Morning Thanks

Garrison Keillor once said we'd all be better off if we all started the day by giving thanks for just one thing. I'll try.

Wednesday, July 29, 2015

Morning Thanks--a quilt, a diary, a story, a soul



It's a quilt and a diary, and it's on blessed display at the Kansas Historical Museum in Topeka, on display for a thousand reasons at least. My guess is that a 150 years later--and more--no one knows much about a woman named Nancy Wright Wood any more. Even Google doesn't know she ever existed. 

She kept a diary in a quilt she pieced together for years. Some of the blocks are inscribed with an awkward hand that probably says as much about her as it does her emotions when she wrote out the lines. 

I couldn't do much better than this when I tried to photograph one of those squares. I can't give you the exact wording, but what is there will stick with you all day long, I promise.

At the very top is her son's name--one of her sons. She had 12 children, outlived nine of them in fact, lived somewhere out on the Kansas prairie. Two boys she gave to the war, the Civil War. Was ever a war so misnamed? 

What follows is her son's birthdate--August 8, 1830, I think, and then something about his enlisting in the Federal Army. And then, just as jaggedly, the news that he was shot "Feb 16 1865" and, I think, where--Mt. Kennesaw. Historians know that two of her sons were wounded in that Georgia battle; one of them died.

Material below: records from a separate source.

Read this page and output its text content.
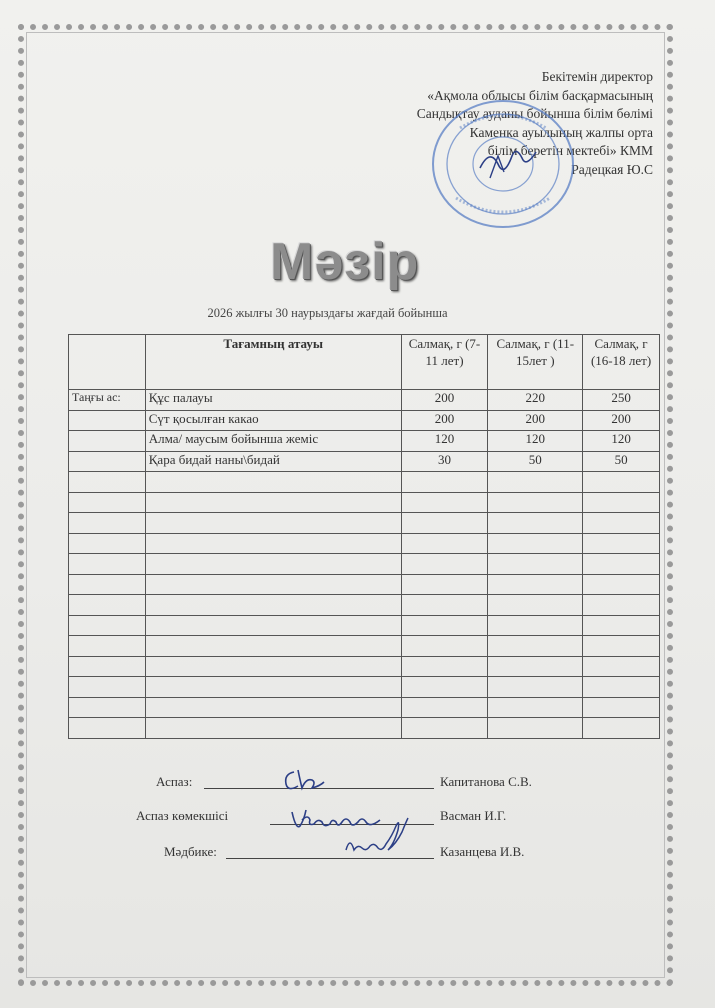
Бекітемін директор
«Ақмола облысы білім басқармасының
Сандықтау ауданы бойынша білім бөлімі
Каменка ауылының жалпы орта
білім беретін мектебі» КММ
Радецкая Ю.С
Мәзір
2026 жылғы 30 наурыздағы жағдай бойынша
	Тағамның атауы	Салмақ, г (7-11 лет)	Салмақ, г (11-15лет )	Салмақ, г (16-18 лет)
Таңғы ас:	Құс палауы	200	220	250
	Сүт қосылған какао	200	200	200
	Алма/ маусым бойынша жеміс	120	120	120
	Қара бидай наны\бидай	30	50	50

Аспаз:	Капитанова С.В.
Аспаз көмекшісі	Васман И.Г.
Мәдбике:	Казанцева И.В.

It's a quilt, meant to keep loved ones warm; but it tells the chilling story of Nancy Wright Wood's life. She finished it when she was 80 years old, but the very last line of this particular block of fabric is the reason the image stayed with me all the home to Iowa. It's maybe the only line you can read easily. Look for yourself. "Oh this war" it says. No end punctuation.

What follows is an act of human courage that makes the whole thing resplendent somehow. She attached some kind of bric-a-brac, a little piece of embroidery across the square, a decoration, a smile, a determined symbol of the absolute need to endure beneath the stark and horrible news and her heartsick judgment about war. 

The story is here in the quilt, just as she intended; but so is her mind, her thinking--"It needs something yet," she must have told herself. "It needs something here, something more." So she sewed in, by hand, a bit of bright orange and yellow embroidery, now faded slightly, but still smilingly beautiful.  

A million people have written a billion words and thousand books about the war, but there's always more to be said, isn't there?

In this quilt she pieced together long, long ago, a woman no one knows once spilled her soul out in three words and an embroidered smile. "Oh this war" she wrote, and then added a single braid of embroidery in bright colors. It's not just her story that's here; it's her very soul.

This morning's thanks is for a square of quilt I saw yesterday. Just because it's still there in Topeka doesn't mean I didn't take it with me.